Dr. Mehmet Oz was recently accused by his own Columbia University colleagues of promoting "quack treatments." Today, he's being hailed a hero for stopping to help injured motorists along a New Jersey highway.
In this June 17, 2014, file photo, Dr. Mehmet Oz, vice chairman and professor of surgery, Columbia University College of Physicians and Surgeons, testifies on Capitol Hill in Washington. (AP/Lauren Victoria Burke, File)
Oz was passing through Westhampton last weekend when he looked up and saw that the motorist behind him had crashed. He stopped and ran back to help those inside until emergency crews could get there.
"Dr. Oz was very professional and helpful," Westampton chief Jason Carty told NJ.com Tuesday. "He gave a very thorough report on both victim's conditions and injuries."
Carty pointed out that Oz could have easily kept going, but "being the guy he is," he stopped to help.
Westhampton Township Emergency Services posted a photo to its Facebook page showing Carty and Oz Tuesday.
"Over the weekend #WTES responded to a serious MVA on the NJTP. The crew on #Squad2723 arrived on location and found a Doctor triaging (assessing) the patients. Dr. Oz was not involved in the accident but stopped and gave care to the patients until emergency crews arrived to treat and transport the patients to the hospital. Pictured here is Firefighter/EMT Vincent Knott who was the driver/operator of 2723. Dr. Mehmet Oz we thank you!"
One car was involved in the crash and both victims inside the vehicle were taken to a nearby hospital with minor injuries, NJ.com reported.
It isn't the first time Oz has offered his expertise in an emergency situation. In 2013, he was among those who rushed to help a 23-year-old tourist in New York City whose foot was severed when a cab jumped the curb and plowed into her.
Oz made headlines last month after some of his Columbia University medical colleagues accused him of an "egregious lack of integrity" for promoting "quack treatments" on his daytime TV show, "Dr.
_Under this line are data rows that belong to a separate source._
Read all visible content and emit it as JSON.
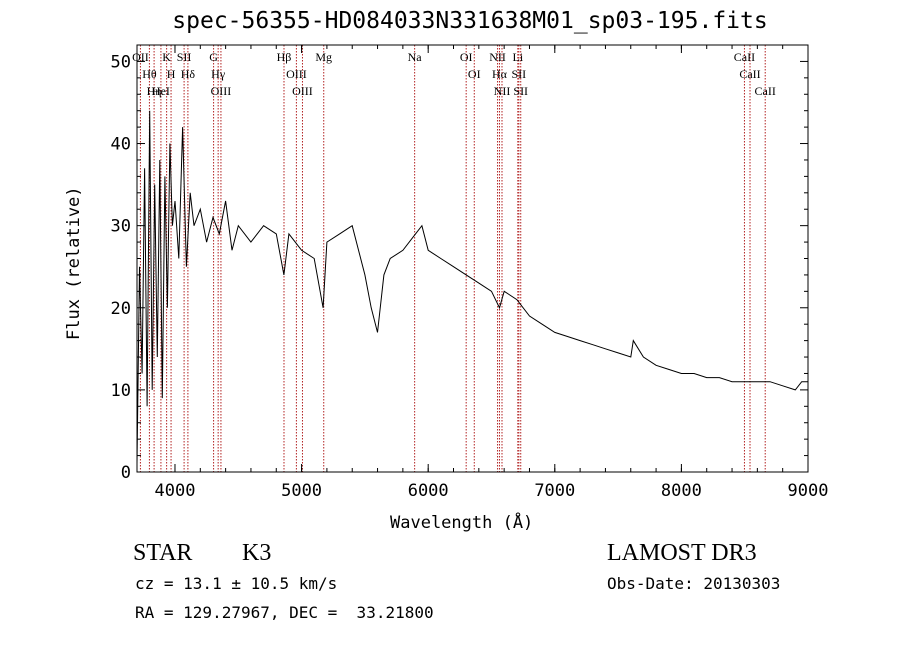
{
  "title": "spec-56355-HD084033N331638M01_sp03-195.fits",
  "info": {
    "object_class": "STAR",
    "subclass": "K3",
    "survey": "LAMOST DR3",
    "cz_text": "cz = 13.1 ± 10.5 km/s",
    "obs_date_text": "Obs-Date: 20130303",
    "radec_text": "RA = 129.27967, DEC =  33.21800"
  },
  "colors": {
    "line_marker": "#b22222",
    "spectrum": "#000000",
    "axes": "#000000"
  },
  "chart_data": {
    "type": "line",
    "title": "spec-56355-HD084033N331638M01_sp03-195.fits",
    "xlabel": "Wavelength (Å)",
    "ylabel": "Flux (relative)",
    "xlim": [
      3700,
      9000
    ],
    "ylim": [
      0,
      52
    ],
    "xticks": [
      4000,
      5000,
      6000,
      7000,
      8000,
      9000
    ],
    "yticks": [
      0,
      10,
      20,
      30,
      40,
      50
    ],
    "grid": false,
    "series": [
      {
        "x": [
          3700,
          3720,
          3740,
          3760,
          3780,
          3800,
          3820,
          3840,
          3860,
          3880,
          3900,
          3920,
          3940,
          3960,
          3980,
          4000,
          4030,
          4060,
          4090,
          4120,
          4150,
          4200,
          4250,
          4300,
          4350,
          4400,
          4450,
          4500,
          4600,
          4700,
          4800,
          4860,
          4900,
          5000,
          5100,
          5170,
          5200,
          5300,
          5400,
          5500,
          5550,
          5600,
          5650,
          5700,
          5800,
          5900,
          5950,
          6000,
          6100,
          6200,
          6300,
          6400,
          6500,
          6563,
          6600,
          6700,
          6800,
          6900,
          7000,
          7100,
          7200,
          7300,
          7400,
          7500,
          7600,
          7620,
          7700,
          7800,
          7900,
          8000,
          8100,
          8200,
          8300,
          8400,
          8500,
          8600,
          8700,
          8800,
          8900,
          8950,
          9000
        ],
        "y": [
          1,
          25,
          12,
          37,
          8,
          44,
          10,
          35,
          14,
          38,
          9,
          36,
          20,
          40,
          30,
          33,
          26,
          42,
          25,
          34,
          30,
          32,
          28,
          31,
          29,
          33,
          27,
          30,
          28,
          30,
          29,
          24,
          29,
          27,
          26,
          20,
          28,
          29,
          30,
          24,
          20,
          17,
          24,
          26,
          27,
          29,
          30,
          27,
          26,
          25,
          24,
          23,
          22,
          20,
          22,
          21,
          19,
          18,
          17,
          16.5,
          16,
          15.5,
          15,
          14.5,
          14,
          16,
          14,
          13,
          12.5,
          12,
          12,
          11.5,
          11.5,
          11,
          11,
          11,
          11,
          10.5,
          10,
          11,
          11
        ]
      }
    ],
    "lines": [
      {
        "name": "Hθ",
        "wl": 3798
      },
      {
        "name": "OII",
        "wl": 3727
      },
      {
        "name": "Hη",
        "wl": 3835
      },
      {
        "name": "HeI",
        "wl": 3889
      },
      {
        "name": "K",
        "wl": 3934
      },
      {
        "name": "H",
        "wl": 3969
      },
      {
        "name": "Hδ",
        "wl": 4102
      },
      {
        "name": "SII",
        "wl": 4072
      },
      {
        "name": "OIII",
        "wl": 4363
      },
      {
        "name": "Hγ",
        "wl": 4341
      },
      {
        "name": "G",
        "wl": 4305
      },
      {
        "name": "Hβ",
        "wl": 4861
      },
      {
        "name": "OIII",
        "wl": 4959
      },
      {
        "name": "OIII",
        "wl": 5007
      },
      {
        "name": "Mg",
        "wl": 5175
      },
      {
        "name": "Na",
        "wl": 5893
      },
      {
        "name": "OI",
        "wl": 6300
      },
      {
        "name": "OI",
        "wl": 6364
      },
      {
        "name": "Hα",
        "wl": 6563
      },
      {
        "name": "NII",
        "wl": 6548
      },
      {
        "name": "NII",
        "wl": 6583
      },
      {
        "name": "SII",
        "wl": 6716
      },
      {
        "name": "Li",
        "wl": 6708
      },
      {
        "name": "SII",
        "wl": 6731
      },
      {
        "name": "CaII",
        "wl": 8498
      },
      {
        "name": "CaII",
        "wl": 8542
      },
      {
        "name": "CaII",
        "wl": 8662
      }
    ]
  }
}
Oz."
School officials have refused to remove Oz from the faculty, emphasizing their commitment to the "principle of academic freedom and to upholding faculty members’ freedom of expression for statements they make in public discussion.”
Oz later defended his actions and claimed his critics were merely attacking his freedom of speech. Oz told the New York Times that he "never" promotes treatments for his own personal or financial gain.
Oz appeared before a congressional committee last year in which he was blamed for contributing to weight loss scams, something he now says he regrets.